We've all written a few resumes in our time, but it's never bad to take a critical look at your current one and make a few improvements. Even a good resume can always be improved. Here are a few things to think about.
To objective, or not to objective?
Objectives are a controversial subject. Some old-school hiring managers like them, but lots of people these days find them to be superfluous. It's not like they don't know what position you're applying for, and the place to really sell yourself is in your cover letter. But if you do choose to include an objective, make sure it's simple—stay away from business jargon—and tells the employer what you can do for them, not what you want them to do for you.
Edit, edit, edit.
Ask yourself, “What's really relevent to the job I'm applying for?” Only include things that really apply. Remember, hiring managers don't spend a lot of time with your resume, so you need to grab their attention and keep it. That means getting straight to the point.

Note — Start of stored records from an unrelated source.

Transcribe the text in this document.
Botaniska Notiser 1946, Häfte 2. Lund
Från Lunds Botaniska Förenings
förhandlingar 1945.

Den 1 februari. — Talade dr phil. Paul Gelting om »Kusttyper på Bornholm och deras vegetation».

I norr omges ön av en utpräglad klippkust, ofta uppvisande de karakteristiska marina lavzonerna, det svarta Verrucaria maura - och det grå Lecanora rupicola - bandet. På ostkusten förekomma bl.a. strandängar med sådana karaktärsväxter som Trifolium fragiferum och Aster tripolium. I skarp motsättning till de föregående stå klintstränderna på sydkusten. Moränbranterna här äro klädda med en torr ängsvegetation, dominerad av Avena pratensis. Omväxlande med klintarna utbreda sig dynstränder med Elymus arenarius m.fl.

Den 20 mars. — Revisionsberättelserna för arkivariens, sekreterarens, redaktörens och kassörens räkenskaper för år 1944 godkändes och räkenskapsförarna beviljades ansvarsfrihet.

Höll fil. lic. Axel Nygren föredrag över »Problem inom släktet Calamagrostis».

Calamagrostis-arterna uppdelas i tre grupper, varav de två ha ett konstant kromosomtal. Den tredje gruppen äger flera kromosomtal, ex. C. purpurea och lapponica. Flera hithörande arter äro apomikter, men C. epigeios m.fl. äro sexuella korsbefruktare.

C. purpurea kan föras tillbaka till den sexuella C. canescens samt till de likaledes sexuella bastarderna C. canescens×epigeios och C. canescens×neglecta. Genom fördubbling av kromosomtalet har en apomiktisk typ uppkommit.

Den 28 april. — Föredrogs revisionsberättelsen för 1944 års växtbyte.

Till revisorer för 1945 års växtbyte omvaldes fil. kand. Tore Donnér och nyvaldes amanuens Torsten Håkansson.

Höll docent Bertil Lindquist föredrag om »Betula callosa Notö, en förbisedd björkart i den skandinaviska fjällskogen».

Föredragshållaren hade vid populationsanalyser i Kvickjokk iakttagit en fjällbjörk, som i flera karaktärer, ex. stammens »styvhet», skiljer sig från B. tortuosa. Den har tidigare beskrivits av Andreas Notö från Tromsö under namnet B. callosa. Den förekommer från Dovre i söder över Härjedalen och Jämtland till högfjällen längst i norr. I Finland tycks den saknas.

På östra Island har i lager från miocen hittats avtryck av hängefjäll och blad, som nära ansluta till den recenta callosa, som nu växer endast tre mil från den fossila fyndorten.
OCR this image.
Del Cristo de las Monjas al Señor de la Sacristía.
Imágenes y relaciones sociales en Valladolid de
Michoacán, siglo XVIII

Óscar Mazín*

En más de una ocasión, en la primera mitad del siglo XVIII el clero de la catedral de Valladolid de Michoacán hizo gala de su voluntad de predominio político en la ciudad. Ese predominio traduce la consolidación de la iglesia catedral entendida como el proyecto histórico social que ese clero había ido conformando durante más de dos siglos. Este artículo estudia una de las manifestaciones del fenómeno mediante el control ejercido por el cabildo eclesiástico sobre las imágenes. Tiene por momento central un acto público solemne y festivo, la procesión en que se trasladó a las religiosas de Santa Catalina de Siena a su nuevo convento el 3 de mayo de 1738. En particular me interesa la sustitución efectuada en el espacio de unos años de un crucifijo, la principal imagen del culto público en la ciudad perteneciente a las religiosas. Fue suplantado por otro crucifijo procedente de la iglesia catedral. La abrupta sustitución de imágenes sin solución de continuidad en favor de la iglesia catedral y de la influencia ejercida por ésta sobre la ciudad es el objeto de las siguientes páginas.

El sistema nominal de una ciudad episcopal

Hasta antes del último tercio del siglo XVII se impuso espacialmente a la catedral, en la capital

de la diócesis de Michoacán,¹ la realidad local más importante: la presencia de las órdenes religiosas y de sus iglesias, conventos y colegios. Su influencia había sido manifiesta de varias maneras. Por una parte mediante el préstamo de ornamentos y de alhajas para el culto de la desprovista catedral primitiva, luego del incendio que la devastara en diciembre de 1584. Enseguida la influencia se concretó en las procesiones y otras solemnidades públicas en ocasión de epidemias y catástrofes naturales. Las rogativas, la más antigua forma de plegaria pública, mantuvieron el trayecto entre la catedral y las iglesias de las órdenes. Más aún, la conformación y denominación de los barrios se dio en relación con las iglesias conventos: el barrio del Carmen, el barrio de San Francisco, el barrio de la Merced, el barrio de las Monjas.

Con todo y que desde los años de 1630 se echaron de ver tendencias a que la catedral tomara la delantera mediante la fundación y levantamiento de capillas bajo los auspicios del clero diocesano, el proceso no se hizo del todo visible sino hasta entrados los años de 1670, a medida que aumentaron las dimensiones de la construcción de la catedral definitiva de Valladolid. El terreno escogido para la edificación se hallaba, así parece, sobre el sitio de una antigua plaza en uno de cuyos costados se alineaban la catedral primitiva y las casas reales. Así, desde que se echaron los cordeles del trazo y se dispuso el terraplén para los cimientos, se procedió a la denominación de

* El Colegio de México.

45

Show your accomplishments.
Don't just list your duties in previous jobs. No one wants to read a job description. Show that you got results.
Blah: Managed web site for local band.
Better: Increased web traffic by 50%.
Don't forget to include volunteer work or experience if it's relevent, especially if you don't have tons of work experience. Just because you didn't get paid for it doesn't mean it doesn't count.
No one needs to know about your hobbies unless they're relevent to the postion. Ditto your kids' names and ages, your high school GPA or how much you bench press. It's just too much distracting info when what you really want to be noticed for are your professional accomplishments.
Organization and grammar
If you're a recent grad with little work experience, start with education. If not, reverse it and put education at the end. Use bullet points instead of paragraphs because they're easier to scan, and make sure that you proofread. Use proper grammar, spell correctly and beware of little inconsistencies—periods at the end of some bullet points, but not others for example. Sure, a hiring manager might not notice, but what if they do? You don't want to seem sloppy.
Remember, a hiring manager only spends a few seconds with your resume. We can improve the design, but it's up to you to make it matter.